Os judeus sabem que este Pontífice fez mais, em 22 anos de papado, do que qualquer outro. É o primeiro Papa que afirma que o anti-semitismo é um pecado cometido contra D’us, ao trazer a comemoração do Holocausto para o Vaticano, e a repetidamente citar a Shoá como o grande exemplo do mal. O primeiro a afirmar de forma explicita que os judeus são um povo abençoado por D’us e a reconhecer que o povo judeu é "o povo da Aliança" (negado durante séculos pela Igreja). O primeiro a usar o termo "irmãos mais velhos" quando se refere ao povo judeu, além de também ser o primeiro a visitar uma sinagoga (em 1986, em Roma) e a incluir reuniões com líderes judaicos em suas peregrinações pelo mundo.

O Grão-Rabino Meir Lau, sobrevivente do Holocausto, que havia-se encontrado com o papa antes de sua visita a Yad Vashem, afirmou, quando lhe perguntaram se estava satisfeito com o pedido de perdão: "Foi um bom pronunciamento – muito emocional – mas prefiro aguardar o segundo capítulo".

Apesar da atitude do Papa João Paulo II, o caminho da reconciliação é longo e difícil, pois como expressou Ehud Barak, "É impossível superar todas as dores do passado num só dia".

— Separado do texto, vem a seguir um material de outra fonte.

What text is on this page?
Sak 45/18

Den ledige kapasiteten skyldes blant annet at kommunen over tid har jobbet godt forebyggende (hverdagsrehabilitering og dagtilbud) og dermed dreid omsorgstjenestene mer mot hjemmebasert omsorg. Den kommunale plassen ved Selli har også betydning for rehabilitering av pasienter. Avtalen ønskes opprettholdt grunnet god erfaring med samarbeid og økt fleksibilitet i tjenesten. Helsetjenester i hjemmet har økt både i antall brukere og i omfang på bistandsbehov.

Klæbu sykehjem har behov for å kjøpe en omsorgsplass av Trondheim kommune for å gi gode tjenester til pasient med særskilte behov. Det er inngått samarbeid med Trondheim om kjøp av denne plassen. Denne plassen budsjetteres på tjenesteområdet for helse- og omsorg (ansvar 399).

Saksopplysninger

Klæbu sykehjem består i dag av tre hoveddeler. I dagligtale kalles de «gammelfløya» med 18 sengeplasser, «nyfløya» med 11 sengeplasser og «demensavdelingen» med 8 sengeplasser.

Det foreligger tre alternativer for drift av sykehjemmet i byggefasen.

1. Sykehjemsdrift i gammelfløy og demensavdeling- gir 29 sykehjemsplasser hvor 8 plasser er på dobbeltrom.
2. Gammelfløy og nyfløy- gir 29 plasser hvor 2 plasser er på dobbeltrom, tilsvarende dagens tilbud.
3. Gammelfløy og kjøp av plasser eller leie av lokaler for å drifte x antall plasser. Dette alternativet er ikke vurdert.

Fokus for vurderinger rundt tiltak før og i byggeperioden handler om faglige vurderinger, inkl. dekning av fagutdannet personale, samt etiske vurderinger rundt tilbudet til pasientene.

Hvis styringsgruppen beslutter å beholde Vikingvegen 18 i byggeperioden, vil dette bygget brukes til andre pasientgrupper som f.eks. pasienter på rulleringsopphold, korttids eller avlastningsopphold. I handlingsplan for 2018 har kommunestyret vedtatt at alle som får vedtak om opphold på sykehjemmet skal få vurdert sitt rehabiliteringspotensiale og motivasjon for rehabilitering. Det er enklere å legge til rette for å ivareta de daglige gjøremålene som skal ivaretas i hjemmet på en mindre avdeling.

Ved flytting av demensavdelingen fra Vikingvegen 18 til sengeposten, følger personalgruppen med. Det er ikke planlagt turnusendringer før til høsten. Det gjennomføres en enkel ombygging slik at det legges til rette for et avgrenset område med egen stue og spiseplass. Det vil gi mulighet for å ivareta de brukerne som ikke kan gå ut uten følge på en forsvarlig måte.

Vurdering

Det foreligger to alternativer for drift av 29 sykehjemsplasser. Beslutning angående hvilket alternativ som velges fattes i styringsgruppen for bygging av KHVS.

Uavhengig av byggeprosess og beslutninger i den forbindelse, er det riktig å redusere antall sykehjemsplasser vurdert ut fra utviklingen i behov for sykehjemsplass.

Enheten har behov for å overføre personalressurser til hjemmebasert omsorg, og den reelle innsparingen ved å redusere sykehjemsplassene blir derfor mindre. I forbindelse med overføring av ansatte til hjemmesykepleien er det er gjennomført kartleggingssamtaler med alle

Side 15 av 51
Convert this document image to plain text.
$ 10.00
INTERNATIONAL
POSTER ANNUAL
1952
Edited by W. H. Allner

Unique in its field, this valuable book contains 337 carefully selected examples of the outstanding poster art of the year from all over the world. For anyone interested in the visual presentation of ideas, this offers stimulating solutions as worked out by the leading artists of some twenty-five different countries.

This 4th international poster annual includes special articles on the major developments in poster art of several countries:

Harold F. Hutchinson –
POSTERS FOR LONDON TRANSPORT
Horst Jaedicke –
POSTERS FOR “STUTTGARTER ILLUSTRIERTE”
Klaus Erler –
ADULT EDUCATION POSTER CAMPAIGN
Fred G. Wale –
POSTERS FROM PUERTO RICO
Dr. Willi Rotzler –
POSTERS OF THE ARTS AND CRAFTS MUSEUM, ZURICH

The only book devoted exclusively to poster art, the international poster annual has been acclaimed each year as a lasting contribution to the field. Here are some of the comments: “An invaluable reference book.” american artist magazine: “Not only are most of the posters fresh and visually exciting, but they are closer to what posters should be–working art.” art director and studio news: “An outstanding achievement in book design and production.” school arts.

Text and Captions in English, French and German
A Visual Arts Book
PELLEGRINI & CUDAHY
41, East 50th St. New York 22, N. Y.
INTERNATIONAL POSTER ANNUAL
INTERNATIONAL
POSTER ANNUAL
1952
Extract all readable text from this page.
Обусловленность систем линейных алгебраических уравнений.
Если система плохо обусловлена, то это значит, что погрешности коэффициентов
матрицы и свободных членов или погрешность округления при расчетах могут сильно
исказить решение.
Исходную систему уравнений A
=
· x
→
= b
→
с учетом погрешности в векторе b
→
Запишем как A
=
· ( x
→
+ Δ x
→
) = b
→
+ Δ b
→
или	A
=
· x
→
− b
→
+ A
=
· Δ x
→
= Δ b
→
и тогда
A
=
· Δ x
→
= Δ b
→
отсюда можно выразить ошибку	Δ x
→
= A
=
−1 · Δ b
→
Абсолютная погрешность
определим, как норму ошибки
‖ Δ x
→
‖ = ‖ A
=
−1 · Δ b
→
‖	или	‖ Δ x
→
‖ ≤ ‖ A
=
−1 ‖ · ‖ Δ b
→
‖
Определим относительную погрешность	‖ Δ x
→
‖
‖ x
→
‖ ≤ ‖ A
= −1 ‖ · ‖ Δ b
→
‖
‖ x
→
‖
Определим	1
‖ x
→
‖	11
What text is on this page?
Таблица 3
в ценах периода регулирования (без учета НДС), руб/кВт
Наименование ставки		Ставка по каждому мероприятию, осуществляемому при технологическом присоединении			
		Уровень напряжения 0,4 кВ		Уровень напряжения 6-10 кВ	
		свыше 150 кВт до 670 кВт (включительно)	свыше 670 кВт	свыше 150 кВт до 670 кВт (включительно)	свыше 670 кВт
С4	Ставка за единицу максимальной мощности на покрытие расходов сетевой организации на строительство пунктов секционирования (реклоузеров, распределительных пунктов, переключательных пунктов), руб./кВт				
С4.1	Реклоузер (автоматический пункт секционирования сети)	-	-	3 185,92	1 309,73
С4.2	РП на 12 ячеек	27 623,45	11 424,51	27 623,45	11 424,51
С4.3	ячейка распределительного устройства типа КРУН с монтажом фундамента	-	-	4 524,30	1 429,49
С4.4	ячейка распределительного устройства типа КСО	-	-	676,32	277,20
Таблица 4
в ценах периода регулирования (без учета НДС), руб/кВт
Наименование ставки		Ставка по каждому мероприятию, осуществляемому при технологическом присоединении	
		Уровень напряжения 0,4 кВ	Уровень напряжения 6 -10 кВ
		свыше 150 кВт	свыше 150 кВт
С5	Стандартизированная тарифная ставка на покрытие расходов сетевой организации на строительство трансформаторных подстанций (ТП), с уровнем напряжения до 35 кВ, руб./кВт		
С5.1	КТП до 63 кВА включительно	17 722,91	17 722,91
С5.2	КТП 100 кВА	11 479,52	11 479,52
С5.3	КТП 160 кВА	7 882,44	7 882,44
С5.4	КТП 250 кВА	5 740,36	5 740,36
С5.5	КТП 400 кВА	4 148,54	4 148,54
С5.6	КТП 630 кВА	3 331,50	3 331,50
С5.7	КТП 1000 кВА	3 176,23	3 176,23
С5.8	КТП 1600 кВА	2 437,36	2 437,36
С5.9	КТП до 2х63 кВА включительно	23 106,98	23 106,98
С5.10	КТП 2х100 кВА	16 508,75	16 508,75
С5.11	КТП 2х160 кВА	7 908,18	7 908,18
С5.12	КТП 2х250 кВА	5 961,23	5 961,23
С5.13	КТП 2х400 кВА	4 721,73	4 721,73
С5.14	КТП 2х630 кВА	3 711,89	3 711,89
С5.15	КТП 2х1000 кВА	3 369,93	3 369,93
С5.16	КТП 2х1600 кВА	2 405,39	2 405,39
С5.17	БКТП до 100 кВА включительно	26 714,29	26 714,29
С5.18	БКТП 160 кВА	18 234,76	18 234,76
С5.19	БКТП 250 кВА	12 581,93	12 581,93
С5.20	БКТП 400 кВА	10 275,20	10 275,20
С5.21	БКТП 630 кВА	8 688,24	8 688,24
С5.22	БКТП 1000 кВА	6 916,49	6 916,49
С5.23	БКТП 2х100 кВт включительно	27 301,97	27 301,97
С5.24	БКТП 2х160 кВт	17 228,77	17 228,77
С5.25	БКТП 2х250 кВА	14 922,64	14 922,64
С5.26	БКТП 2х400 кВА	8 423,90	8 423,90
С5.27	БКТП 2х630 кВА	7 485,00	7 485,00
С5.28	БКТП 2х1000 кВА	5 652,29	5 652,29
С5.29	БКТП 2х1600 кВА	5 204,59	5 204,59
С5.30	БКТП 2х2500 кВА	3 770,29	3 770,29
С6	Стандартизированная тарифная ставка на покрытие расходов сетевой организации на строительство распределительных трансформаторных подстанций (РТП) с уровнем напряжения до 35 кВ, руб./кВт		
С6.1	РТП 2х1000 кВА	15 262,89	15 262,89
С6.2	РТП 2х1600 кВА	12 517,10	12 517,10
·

Um dos momentos mais emocionantes da visita a Yad Vashem foi o reencontro do Papa João Paulo II com Edith Tzirer, judia polonesa de 69 anos a quem o então padre Karol Wojtila alimentou e carregou nas costas por três 3 km, até chegar a uma estação de trem. Nessa ocasião, ela, com 14 anos, doente e sem forças, havia sido recém liberada do campo de concentração Skarzy-Kamienna. Provavelmente, esta atitude salvou-a da morte. Ao reencontrá-lo, Edith chorou e conversou com ele em polonês, apertando seu braço em sinal de afeto.